Upon reflection, this is all about the balance of trust and respect. Owner has Dragon’s trust, but not his respect. Friend did not earn Cain’s trust – so she will never get his respect. It seems circular logic – but truly, these horses are complicated. Ask me how I know.
And that is my story of Nokota Epic Fail. I share because we all allude to unique difficulties of these horses, but rarely openly discuss some of the ‘issues’. And what a cliffhanger. What will happen with Cain? I have his trust, but with his newly polished skills in removing riders, am I brave enough to earn his respect?
This was in July. The Interloper ended up going to Minnesota with a member of the Kuntz family who had brought some Nokotas out for WEG, and who is well experienced in rehabbing Nokotas that didn't fit in "out East". The daughters have ridden him through his balking, and hopefully the future will be bright for Romeo/Cain/Soldier.

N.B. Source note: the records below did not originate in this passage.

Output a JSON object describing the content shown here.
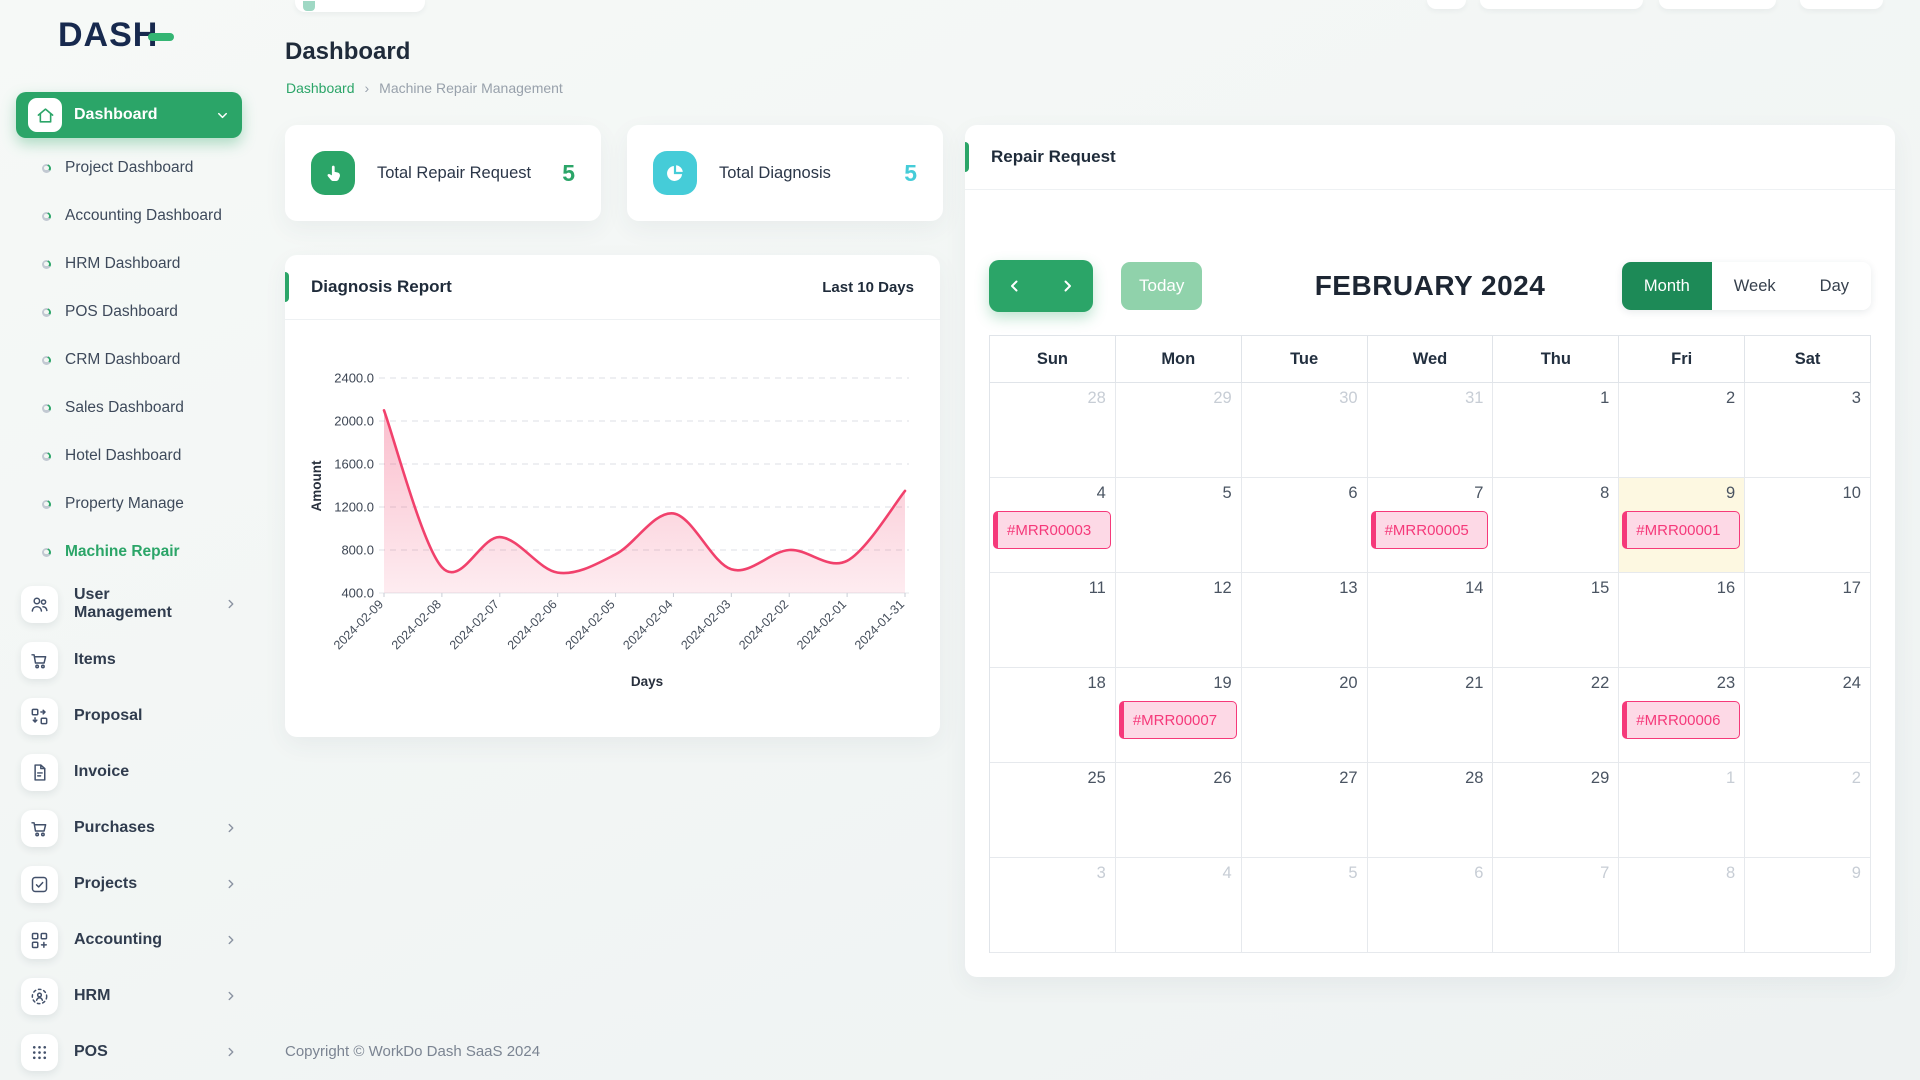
{
  "app": {
    "logo": "DASH",
    "footer": "Copyright © WorkDo Dash SaaS 2024"
  },
  "page": {
    "title": "Dashboard",
    "breadcrumb_home": "Dashboard",
    "breadcrumb_sep": "›",
    "breadcrumb_current": "Machine Repair Management"
  },
  "sidebar": {
    "items": [
      {
        "label": "Dashboard",
        "type": "parent",
        "icon": "home-icon",
        "active": true,
        "chevron": "down"
      },
      {
        "label": "Project Dashboard",
        "type": "sub"
      },
      {
        "label": "Accounting Dashboard",
        "type": "sub"
      },
      {
        "label": "HRM Dashboard",
        "type": "sub"
      },
      {
        "label": "POS Dashboard",
        "type": "sub"
      },
      {
        "label": "CRM Dashboard",
        "type": "sub"
      },
      {
        "label": "Sales Dashboard",
        "type": "sub"
      },
      {
        "label": "Hotel Dashboard",
        "type": "sub"
      },
      {
        "label": "Property Manage",
        "type": "sub"
      },
      {
        "label": "Machine Repair",
        "type": "sub",
        "active": true
      },
      {
        "label": "User Management",
        "type": "item",
        "icon": "users-icon",
        "chevron": true
      },
      {
        "label": "Items",
        "type": "item",
        "icon": "cart-icon"
      },
      {
        "label": "Proposal",
        "type": "item",
        "icon": "proposal-icon"
      },
      {
        "label": "Invoice",
        "type": "item",
        "icon": "invoice-icon"
      },
      {
        "label": "Purchases",
        "type": "item",
        "icon": "cart-icon",
        "chevron": true
      },
      {
        "label": "Projects",
        "type": "item",
        "icon": "check-square-icon",
        "chevron": true
      },
      {
        "label": "Accounting",
        "type": "item",
        "icon": "grid-plus-icon",
        "chevron": true
      },
      {
        "label": "HRM",
        "type": "item",
        "icon": "person-target-icon",
        "chevron": true
      },
      {
        "label": "POS",
        "type": "item",
        "icon": "dots-grid-icon",
        "chevron": true
      }
    ]
  },
  "stats": [
    {
      "label": "Total Repair Request",
      "value": "5",
      "icon": "hand-pointer-icon",
      "color": "#2ba568"
    },
    {
      "label": "Total Diagnosis",
      "value": "5",
      "icon": "pie-chart-icon",
      "color": "#45ccd8"
    }
  ],
  "diagnosis": {
    "title": "Diagnosis Report",
    "period": "Last 10 Days"
  },
  "chart_data": {
    "type": "area",
    "title": "Diagnosis Report",
    "x": [
      "2024-02-09",
      "2024-02-08",
      "2024-02-07",
      "2024-02-06",
      "2024-02-05",
      "2024-02-04",
      "2024-02-03",
      "2024-02-02",
      "2024-02-01",
      "2024-01-31"
    ],
    "series": [
      {
        "name": "Amount",
        "values": [
          2100,
          640,
          920,
          590,
          760,
          1140,
          620,
          800,
          700,
          1350
        ]
      }
    ],
    "xlabel": "Days",
    "ylabel": "Amount",
    "ylim": [
      400,
      2400
    ],
    "yticks": [
      "2400.0",
      "2000.0",
      "1600.0",
      "1200.0",
      "800.0",
      "400.0"
    ],
    "ytick_values": [
      2400,
      2000,
      1600,
      1200,
      800,
      400
    ],
    "grid": true,
    "legend": false,
    "line_color": "#f1416c"
  },
  "calendar": {
    "title": "Repair Request",
    "toolbar": {
      "today": "Today",
      "month_title": "FEBRUARY 2024",
      "views": [
        {
          "label": "Month",
          "active": true
        },
        {
          "label": "Week",
          "active": false
        },
        {
          "label": "Day",
          "active": false
        }
      ]
    },
    "day_headers": [
      "Sun",
      "Mon",
      "Tue",
      "Wed",
      "Thu",
      "Fri",
      "Sat"
    ],
    "weeks": [
      [
        {
          "day": "28",
          "muted": true
        },
        {
          "day": "29",
          "muted": true
        },
        {
          "day": "30",
          "muted": true
        },
        {
          "day": "31",
          "muted": true
        },
        {
          "day": "1"
        },
        {
          "day": "2"
        },
        {
          "day": "3"
        }
      ],
      [
        {
          "day": "4",
          "event": "#MRR00003"
        },
        {
          "day": "5"
        },
        {
          "day": "6"
        },
        {
          "day": "7",
          "event": "#MRR00005"
        },
        {
          "day": "8"
        },
        {
          "day": "9",
          "today": true,
          "event": "#MRR00001"
        },
        {
          "day": "10"
        }
      ],
      [
        {
          "day": "11"
        },
        {
          "day": "12"
        },
        {
          "day": "13"
        },
        {
          "day": "14"
        },
        {
          "day": "15"
        },
        {
          "day": "16"
        },
        {
          "day": "17"
        }
      ],
      [
        {
          "day": "18"
        },
        {
          "day": "19",
          "event": "#MRR00007"
        },
        {
          "day": "20"
        },
        {
          "day": "21"
        },
        {
          "day": "22"
        },
        {
          "day": "23",
          "event": "#MRR00006"
        },
        {
          "day": "24"
        }
      ],
      [
        {
          "day": "25"
        },
        {
          "day": "26"
        },
        {
          "day": "27"
        },
        {
          "day": "28"
        },
        {
          "day": "29"
        },
        {
          "day": "1",
          "muted": true
        },
        {
          "day": "2",
          "muted": true
        }
      ],
      [
        {
          "day": "3",
          "muted": true
        },
        {
          "day": "4",
          "muted": true
        },
        {
          "day": "5",
          "muted": true
        },
        {
          "day": "6",
          "muted": true
        },
        {
          "day": "7",
          "muted": true
        },
        {
          "day": "8",
          "muted": true
        },
        {
          "day": "9",
          "muted": true
        }
      ]
    ]
  },
  "colors": {
    "primary_green": "#2ba568",
    "dark_green": "#1d8a57",
    "light_green_disabled": "#90d2ab",
    "cyan": "#45ccd8",
    "chart_pink": "#f1416c",
    "event_border": "#f5397a",
    "event_bg": "#fdd9e6",
    "today_cell_bg": "#fdf8e1",
    "logo_navy": "#17294e"
  }
}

Nokotas are wonderful horses... look at me, Boyfriend! But we are also different from your average domestic horse, even if they were raised in ranch conditions; we are different from BLM mustangs... and even good horseman will go through a learning curve with working with us. The bond we can form is truly stunning, but the patience and knowledge required to turn us (some, not all of us are tough) into solid citizens can be quite the challenge for humans. I don't know why you get confused... everything I do makes perfect sense to me.